Segundo investigação, Airton Grazzioli operava esquema de recebimento de propina em troca de pareceres favoráveis a 'interesses espúrios' das entidades

Por Laísa Dall'Agnol Atualizado em 12 nov 2021, 16h21 - Publicado em 11 nov 2021, 14h30

O ex-promotor de Fundações do Ministério Público de São Paulo Airton Grazzioli foi denunciado pela promotoria, no último dia 18, por lavagem de dinheiro, após investigação de corrupção envolvendo as fundações por ele fiscalizadas.

De acordo com a apuração do Ministério Público, Airton e o contador Gelson Destefano operavam um esquema de recebimento de propina em troca de pareceres favoráveis às contas das fundações — entre elas, a FAAP, a Fundação São Paulo, mantenedora da PUC-SP, e a Fundação Butantan, responsável por oferecer apoio às atividades do Instituto Butantan.

No caso da FAAP, os investigadores obtiveram mensagens de conversas tratadas diretamente com o diretor presidente da instituição, na qual era negociada a liberação de ofício beneficiando a fundação. Uma dessas autorizações foi o acerte da venda de dois imóveis pertencentes à FAAP avaliados em 30,5 milhões de reais.

À frente da Promotoria de Fundações, Airton teria nomeado Gelson — por meio de uma empresa do contador — para perícias contábeis das entidades. A soma dos créditos pagos pelas fundações investigadas à empresa terceira, diz o MP, chega a 4,2 milhões de reais entre 2005 e 2014.

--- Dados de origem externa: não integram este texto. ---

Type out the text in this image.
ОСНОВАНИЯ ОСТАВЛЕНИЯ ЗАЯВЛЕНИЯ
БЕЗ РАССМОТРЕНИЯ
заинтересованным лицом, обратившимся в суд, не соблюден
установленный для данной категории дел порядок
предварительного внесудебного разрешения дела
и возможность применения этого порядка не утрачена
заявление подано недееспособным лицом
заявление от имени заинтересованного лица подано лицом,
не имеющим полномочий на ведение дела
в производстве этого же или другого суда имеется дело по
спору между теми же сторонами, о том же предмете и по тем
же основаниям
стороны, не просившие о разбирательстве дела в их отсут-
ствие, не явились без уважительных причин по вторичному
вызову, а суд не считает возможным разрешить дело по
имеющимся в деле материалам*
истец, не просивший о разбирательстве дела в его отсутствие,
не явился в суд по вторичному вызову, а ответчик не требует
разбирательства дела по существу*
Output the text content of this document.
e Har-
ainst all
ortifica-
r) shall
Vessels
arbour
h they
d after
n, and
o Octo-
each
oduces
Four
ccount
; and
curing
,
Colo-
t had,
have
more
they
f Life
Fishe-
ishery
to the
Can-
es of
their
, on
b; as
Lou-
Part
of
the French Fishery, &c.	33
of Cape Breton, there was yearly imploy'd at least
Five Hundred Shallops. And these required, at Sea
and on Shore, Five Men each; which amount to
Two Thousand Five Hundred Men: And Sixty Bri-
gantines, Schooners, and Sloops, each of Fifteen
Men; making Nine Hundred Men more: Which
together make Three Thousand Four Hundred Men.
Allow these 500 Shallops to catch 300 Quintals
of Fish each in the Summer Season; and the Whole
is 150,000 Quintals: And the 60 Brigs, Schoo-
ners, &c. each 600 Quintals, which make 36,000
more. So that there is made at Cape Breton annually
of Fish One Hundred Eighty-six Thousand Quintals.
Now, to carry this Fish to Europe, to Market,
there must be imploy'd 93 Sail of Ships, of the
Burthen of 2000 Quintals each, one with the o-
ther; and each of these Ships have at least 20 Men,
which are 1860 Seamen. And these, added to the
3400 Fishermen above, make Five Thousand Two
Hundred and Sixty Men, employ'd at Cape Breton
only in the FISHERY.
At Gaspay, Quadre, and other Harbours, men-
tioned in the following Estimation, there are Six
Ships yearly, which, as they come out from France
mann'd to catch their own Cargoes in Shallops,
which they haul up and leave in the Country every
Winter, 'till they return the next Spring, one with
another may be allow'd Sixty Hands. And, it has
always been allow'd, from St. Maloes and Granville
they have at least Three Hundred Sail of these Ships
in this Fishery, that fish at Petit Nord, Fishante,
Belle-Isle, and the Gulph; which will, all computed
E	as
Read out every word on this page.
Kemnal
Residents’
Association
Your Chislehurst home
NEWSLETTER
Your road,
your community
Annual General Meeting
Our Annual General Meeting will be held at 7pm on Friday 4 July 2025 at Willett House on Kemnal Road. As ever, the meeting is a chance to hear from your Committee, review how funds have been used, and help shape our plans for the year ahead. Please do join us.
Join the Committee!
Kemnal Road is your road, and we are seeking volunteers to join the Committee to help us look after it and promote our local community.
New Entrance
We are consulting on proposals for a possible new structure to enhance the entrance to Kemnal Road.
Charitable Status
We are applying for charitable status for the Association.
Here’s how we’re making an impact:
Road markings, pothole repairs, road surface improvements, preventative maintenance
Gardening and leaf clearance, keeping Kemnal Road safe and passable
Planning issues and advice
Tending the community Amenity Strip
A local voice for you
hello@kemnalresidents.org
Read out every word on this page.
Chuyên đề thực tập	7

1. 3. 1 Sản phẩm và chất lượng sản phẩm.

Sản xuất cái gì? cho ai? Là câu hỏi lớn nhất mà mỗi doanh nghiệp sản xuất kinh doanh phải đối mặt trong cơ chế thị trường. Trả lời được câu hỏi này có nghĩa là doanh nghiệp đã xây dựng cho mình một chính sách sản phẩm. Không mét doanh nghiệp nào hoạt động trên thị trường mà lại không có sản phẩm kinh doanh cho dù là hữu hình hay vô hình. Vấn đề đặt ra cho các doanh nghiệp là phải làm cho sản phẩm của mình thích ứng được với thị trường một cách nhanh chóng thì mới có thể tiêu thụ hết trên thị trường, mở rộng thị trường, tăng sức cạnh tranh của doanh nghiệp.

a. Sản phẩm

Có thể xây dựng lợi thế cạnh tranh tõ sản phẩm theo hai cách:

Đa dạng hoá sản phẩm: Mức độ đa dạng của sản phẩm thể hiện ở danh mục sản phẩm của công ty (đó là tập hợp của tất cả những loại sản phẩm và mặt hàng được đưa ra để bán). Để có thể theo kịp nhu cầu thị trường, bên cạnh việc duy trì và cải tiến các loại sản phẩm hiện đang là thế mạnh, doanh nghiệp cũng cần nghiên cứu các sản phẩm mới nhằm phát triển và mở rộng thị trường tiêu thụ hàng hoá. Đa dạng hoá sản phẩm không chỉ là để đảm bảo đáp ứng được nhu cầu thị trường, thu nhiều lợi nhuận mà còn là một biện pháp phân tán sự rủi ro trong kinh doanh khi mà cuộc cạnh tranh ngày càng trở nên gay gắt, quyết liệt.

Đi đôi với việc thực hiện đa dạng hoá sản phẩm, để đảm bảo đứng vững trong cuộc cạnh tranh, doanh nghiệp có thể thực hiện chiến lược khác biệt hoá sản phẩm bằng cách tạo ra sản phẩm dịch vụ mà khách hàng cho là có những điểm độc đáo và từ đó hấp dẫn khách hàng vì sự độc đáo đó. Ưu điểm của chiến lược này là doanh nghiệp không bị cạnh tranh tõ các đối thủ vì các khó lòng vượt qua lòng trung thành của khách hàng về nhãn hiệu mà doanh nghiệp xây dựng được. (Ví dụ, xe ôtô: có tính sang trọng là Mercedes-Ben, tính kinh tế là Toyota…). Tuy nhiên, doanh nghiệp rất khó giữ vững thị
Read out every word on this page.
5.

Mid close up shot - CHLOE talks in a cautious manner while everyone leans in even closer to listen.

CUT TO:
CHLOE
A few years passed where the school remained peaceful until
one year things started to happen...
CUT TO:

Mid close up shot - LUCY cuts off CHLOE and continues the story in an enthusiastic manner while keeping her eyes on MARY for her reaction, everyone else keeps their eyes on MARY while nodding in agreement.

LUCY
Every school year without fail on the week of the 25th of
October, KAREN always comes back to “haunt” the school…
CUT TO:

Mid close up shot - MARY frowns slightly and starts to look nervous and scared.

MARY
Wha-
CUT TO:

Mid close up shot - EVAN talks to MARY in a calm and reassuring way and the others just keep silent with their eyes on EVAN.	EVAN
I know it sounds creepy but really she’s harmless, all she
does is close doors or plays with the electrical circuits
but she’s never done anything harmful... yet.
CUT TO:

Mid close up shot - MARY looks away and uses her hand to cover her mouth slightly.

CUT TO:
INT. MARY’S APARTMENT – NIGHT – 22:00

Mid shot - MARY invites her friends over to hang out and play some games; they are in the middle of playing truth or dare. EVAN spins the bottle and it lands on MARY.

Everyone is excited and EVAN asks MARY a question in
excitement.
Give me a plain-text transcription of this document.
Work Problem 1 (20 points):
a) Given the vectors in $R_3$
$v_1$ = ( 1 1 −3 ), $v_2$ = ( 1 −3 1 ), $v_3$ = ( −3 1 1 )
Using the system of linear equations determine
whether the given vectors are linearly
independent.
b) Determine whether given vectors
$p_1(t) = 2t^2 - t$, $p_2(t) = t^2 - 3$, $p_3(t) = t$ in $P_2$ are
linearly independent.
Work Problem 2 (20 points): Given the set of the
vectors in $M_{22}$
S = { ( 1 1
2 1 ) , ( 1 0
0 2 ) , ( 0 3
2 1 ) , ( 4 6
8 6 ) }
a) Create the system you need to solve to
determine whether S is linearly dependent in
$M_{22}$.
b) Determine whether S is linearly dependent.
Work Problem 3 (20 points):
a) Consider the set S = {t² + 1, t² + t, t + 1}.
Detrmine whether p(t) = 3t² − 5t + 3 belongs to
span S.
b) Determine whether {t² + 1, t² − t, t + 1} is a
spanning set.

“Muitas vezes, os laudos periciais assinados por Gelson apresentavam conclusões favoráveis a interesses espúrios das fundações fiscalizadas, responsáveis pelo pagamento dos honorários do contador, que, posteriormente, eram divididos entre ele e Airton”, diz trecho da investigação.

A Promotoria de Fundações tem como objetivo fiscalizar orçamentos milionários das fundações de direito privado e das entidades de interesse social.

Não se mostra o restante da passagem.